Naturally, technology abhors incumbencies, which raises the question—how long until we reach peak smartphone?

By some measures, we are already pretty close. The accelerating pace of hardware and software iterations—having fully converged into refreshing every single year—has contributed an unnatural aging and maturity of the entire smartphone ecosystem in the fraction of the time it took PCs to go from miniature mainframe to common household appliance. Yes, phones are still coming out annually with better chipsets and CPUs/GPUs to crunch more numbers faster, but the hardware no longer introduces new sensors and components that can unlock entire categories of activities. The entire mobile ecosystem have condensed into a stable duopoly around iOS and Android, and there’s increasingly less differentiation between the two operating systems as each update ends up adding the same sets of features2.
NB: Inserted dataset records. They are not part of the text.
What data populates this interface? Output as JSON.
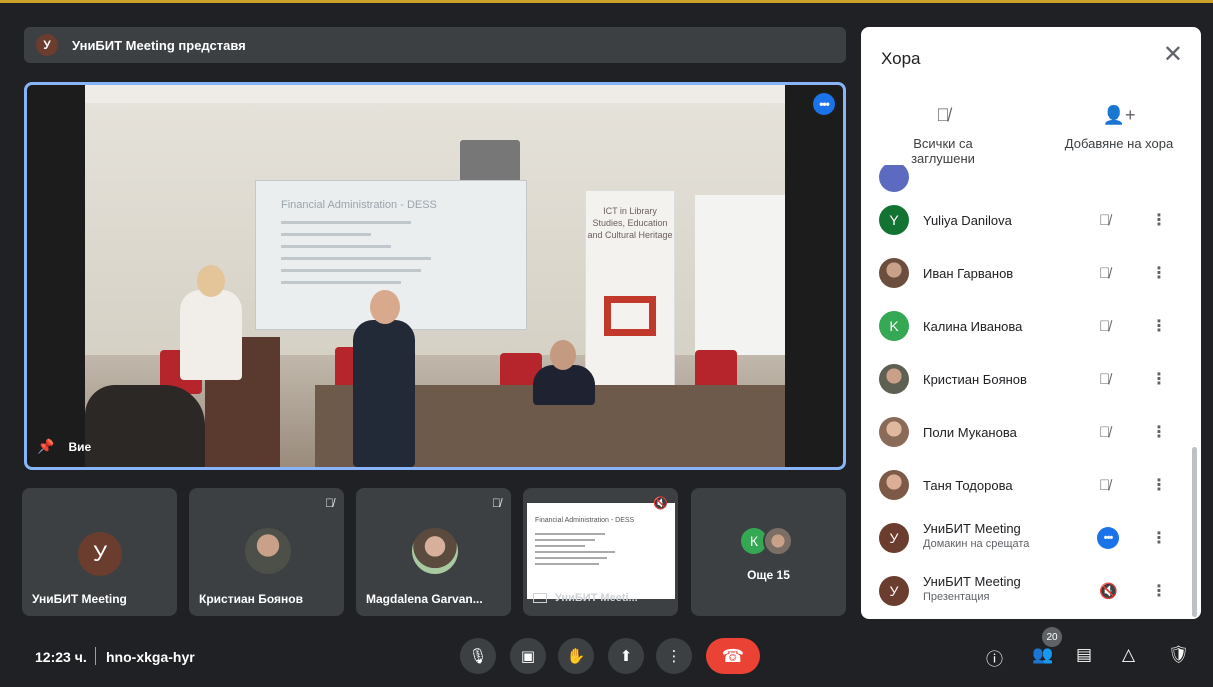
{
  "banner": {
    "avatar_letter": "У",
    "text": "УниБИТ Meeting представя"
  },
  "main_video": {
    "label": "Вие",
    "slide_title": "Financial Administration - DESS",
    "rollup_text": "ICT in Library Studies, Education and Cultural Heritage"
  },
  "tiles": [
    {
      "name": "УниБИТ Meeting",
      "avatar_letter": "У"
    },
    {
      "name": "Кристиан Боянов"
    },
    {
      "name": "Magdalena Garvan..."
    },
    {
      "name": "УниБИТ Meeti...",
      "slide_title": "Financial Administration - DESS"
    },
    {
      "more_label": "Още 15",
      "avatar_letter": "К"
    }
  ],
  "panel": {
    "title": "Хора",
    "mute_all_label": "Всички са заглушени",
    "add_people_label": "Добавяне на хора",
    "people": [
      {
        "name": "Yuliya Danilova",
        "letter": "Y",
        "color": "#137333"
      },
      {
        "name": "Иван Гарванов",
        "letter": "",
        "color": "#7a5a48"
      },
      {
        "name": "Калина Иванова",
        "letter": "K",
        "color": "#34a853"
      },
      {
        "name": "Кристиан Боянов",
        "letter": "",
        "color": "#6c6f5e"
      },
      {
        "name": "Поли Муканова",
        "letter": "",
        "color": "#a67c6a"
      },
      {
        "name": "Таня Тодорова",
        "letter": "",
        "color": "#8d6e63"
      },
      {
        "name": "УниБИТ Meeting",
        "sub": "Домакин на срещата",
        "letter": "У",
        "color": "#6b3d2e"
      },
      {
        "name": "УниБИТ Meeting",
        "sub": "Презентация",
        "letter": "У",
        "color": "#6b3d2e"
      }
    ]
  },
  "bottom": {
    "time": "12:23 ч.",
    "meeting_code": "hno-xkga-hyr",
    "participants_count": "20"
  },
  "colors": {
    "accent": "#1a73e8",
    "end_call": "#ea4335",
    "background": "#202124"
  }
}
So in the vein of quizzical features like television 3D glasses and multi-monitor laptops, smartphone manufacturers have iterated themselves to “good enough for most people” pretty quickly and are scrambling to add hardware features that would compel handset upgrades. In the past, there were attempts like capturing 3D photos (on the ill-fated Amazon Fire phone), but those were within the context of a large number of successful hardware advances like GPS, Bluetooth connectivity and multi-camera arrays to enable computational photography.
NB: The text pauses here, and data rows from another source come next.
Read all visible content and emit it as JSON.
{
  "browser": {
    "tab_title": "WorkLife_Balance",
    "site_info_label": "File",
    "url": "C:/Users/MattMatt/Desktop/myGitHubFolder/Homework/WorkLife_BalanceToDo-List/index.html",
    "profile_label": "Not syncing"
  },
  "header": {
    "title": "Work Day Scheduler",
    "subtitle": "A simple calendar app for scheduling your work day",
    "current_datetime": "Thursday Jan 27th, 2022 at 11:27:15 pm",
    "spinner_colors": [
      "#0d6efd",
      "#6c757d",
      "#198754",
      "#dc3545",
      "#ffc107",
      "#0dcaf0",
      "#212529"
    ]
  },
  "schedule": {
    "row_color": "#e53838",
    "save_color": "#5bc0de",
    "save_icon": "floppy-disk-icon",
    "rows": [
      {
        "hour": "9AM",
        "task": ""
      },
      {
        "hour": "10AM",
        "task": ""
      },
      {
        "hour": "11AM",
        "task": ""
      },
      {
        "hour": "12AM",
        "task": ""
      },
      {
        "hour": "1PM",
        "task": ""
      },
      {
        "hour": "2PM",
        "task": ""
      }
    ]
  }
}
Nowadays, it feels like most of the R&D in smartphones is going towards giving the customer as much screen as possible:

  • The persistent but functionally impotent edge-wrapping;
  • The galaxy of selfie camera cutouts and notches, or straight up mechanically hiding the camera;
  • Adding a second, lower power and quality screen on the back;
  • Or just folding a bigger screen in half.

It’s a reasonable extension and response to the trend in bigger phone screen sizes, though I’m skeptical that any of these second-screen gimmicks will stick. As a direct point of comparison, prior forays into multiple laptop screens—even with their more battery-friendly form factors and stronger use cases around productivity—have never garnered mainstream appeal. Of course, I expect screen sizes will continue to creep right up to the full-on tablet dimensions.

Then again, even if the level of hardware innovation has peaked, that doesn’t diminish the importance of smartphones in everyday life; there’s still no real category of technology that even has a line-of-sight to eventual displacement. In a way, its ubiquity—the availability compute and communications3 brought about with complete consumer penetration—cements its role as a hub for other emergent technologies. In-car controls, smart headphones, in-home assistants, VR/AR applications, etc. are enabled by the smartphone ecosystem, and benefit from building on top of a mature and stable platform.

That is, whether the smartphone has peaked in hardware innovation may not actually matter.


  1. Office documents and spreadsheets have mighty staying power.

  2. E.g., gestures, dark modes, notifications management, etc.

  3. Which include the multitude of protocols and radios specialized for a broad array of use cases.